Solid waste management body urged to ban single-use plastic
MANILA, Philippines — Local governments, including the Sangguniang Panlalawigan of Cebu, are calling on the National Solid Waste Management Commission to ban single-use plastic and include it in the priority list of Non-Environmentally Acceptable Products and Packaging.
Under the Ecological Solid Waste Management Act, the commission includes the Department of the Environment, Department of the Interior and Local Government and 12 other government agencies as well as three representatives from the private sector.
The Cebu provincial council adopted a resolution in March "recognizing the big chunk of government resources spent on managing the increasing volume of waste materials largely from plastic bags and packaging despite the regulations imposed by the province on these products," environmental group Oceana said in a press release.
The local governments of Cebu City and Sibonga in Cebu province and Libmanan in Camarines Sur have passed similar resolutions on the effect of plastic bags and packaging on the environment.
Parañaque, Iloilo City and Cebu City have also already passed ordinances regulating the use of single-use plastic.
"The local governments, which are bearing the burden of 'managing' the unmanageable plastics residuals in their areas, raised their voices in sending a strong signal to the commission to fulfill its almost two decades-long unperformed mandate to submit a list of banned items that are unsafe in production, use, post-consumer use, or that produce or release harmful by-products when discarded, Gloria Estenzo Ramos, Oceana vice president, said.
"Single-use plastics should be on top of the list that the commission should have done 19 years ago.If the production and trade of hundreds of millions of single-use plastics are not banned, its collection is forever the sole responsibility of the municipality or city," she also said.
"We call on the commission under the leadership of Environment Secretary Roy Cimatu to implement the ban on single-use plastic from the source by stopping their production," Oceana also said, stressing that the COVID-19 pandemic has already increased plastic waste because of the packaging needed to keep personal protective equipment sterile.
"We recognize the foremost objective of saving lives.

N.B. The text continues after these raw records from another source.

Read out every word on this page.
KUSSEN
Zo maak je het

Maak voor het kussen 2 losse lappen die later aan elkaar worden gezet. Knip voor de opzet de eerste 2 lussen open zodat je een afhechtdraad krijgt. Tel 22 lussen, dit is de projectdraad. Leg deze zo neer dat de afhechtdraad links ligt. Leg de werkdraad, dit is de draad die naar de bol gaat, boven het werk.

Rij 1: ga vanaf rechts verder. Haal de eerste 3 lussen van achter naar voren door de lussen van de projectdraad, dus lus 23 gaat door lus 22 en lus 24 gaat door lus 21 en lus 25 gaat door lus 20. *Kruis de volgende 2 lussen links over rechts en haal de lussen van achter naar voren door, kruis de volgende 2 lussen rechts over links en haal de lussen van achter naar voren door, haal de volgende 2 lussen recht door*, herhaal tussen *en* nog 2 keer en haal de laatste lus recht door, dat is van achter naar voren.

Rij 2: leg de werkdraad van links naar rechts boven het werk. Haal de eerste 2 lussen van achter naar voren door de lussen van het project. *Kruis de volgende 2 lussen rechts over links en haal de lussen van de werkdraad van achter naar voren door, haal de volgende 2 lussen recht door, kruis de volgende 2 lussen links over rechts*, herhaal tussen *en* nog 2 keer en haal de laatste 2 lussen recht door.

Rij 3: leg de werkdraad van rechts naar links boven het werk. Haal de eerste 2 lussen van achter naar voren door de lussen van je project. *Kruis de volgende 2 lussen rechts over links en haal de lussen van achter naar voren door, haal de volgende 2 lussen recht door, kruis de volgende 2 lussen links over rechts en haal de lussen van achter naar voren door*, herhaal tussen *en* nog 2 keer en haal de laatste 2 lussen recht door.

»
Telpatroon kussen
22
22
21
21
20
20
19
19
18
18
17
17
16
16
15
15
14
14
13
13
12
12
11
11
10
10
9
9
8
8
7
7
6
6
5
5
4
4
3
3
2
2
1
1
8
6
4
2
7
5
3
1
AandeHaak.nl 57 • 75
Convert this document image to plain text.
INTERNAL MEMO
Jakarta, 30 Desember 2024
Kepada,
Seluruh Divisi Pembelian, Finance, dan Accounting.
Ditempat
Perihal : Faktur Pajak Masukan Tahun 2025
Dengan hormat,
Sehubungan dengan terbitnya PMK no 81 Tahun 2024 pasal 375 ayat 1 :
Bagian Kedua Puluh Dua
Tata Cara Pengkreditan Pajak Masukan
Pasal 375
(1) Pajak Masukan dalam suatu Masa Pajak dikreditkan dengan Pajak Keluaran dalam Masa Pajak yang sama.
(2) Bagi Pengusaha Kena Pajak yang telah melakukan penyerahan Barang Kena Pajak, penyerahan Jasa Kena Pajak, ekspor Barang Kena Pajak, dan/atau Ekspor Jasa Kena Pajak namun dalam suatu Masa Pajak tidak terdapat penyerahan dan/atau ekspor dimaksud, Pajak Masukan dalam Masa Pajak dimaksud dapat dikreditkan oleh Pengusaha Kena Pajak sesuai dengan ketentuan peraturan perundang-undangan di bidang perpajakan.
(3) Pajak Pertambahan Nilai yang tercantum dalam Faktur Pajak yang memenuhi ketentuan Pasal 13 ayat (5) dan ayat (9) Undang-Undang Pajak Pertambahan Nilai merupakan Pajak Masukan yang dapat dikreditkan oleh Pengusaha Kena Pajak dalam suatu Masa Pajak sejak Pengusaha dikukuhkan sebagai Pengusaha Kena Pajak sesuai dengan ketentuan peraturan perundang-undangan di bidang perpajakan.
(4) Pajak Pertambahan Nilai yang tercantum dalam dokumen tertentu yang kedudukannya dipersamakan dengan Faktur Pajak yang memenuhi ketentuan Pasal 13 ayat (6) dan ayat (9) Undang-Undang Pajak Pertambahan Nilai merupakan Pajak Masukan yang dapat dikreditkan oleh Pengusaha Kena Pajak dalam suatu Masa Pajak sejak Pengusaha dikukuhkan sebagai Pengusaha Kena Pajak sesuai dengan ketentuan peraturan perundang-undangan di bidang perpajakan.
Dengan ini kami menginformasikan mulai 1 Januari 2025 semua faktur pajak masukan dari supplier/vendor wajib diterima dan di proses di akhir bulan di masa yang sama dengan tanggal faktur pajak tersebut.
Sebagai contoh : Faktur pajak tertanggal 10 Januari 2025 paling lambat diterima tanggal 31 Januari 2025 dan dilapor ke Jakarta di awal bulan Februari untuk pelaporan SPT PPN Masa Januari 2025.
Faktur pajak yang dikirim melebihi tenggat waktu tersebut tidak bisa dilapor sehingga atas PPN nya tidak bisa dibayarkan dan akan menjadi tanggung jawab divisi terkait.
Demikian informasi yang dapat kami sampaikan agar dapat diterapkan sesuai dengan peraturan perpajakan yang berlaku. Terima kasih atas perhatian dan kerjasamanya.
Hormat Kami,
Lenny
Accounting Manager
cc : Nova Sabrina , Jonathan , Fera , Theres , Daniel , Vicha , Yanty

However, the government can stop the continuous production of single-use plastics for other purposes and packaging to save our waterways, rivers and seas, and marine organisms that have become the dumping ground of humans’ unbridled consumption and utilization of plastics," Ramos said.
Oceana, along with the Break Free From Plastic, Kids for Kids Philippines, Sea and Terrestrial Environment Protectors, and University of the Philippines Marine Biological Society launched the plastic-free July campaign and are calling on the public to reduce plastic use as well.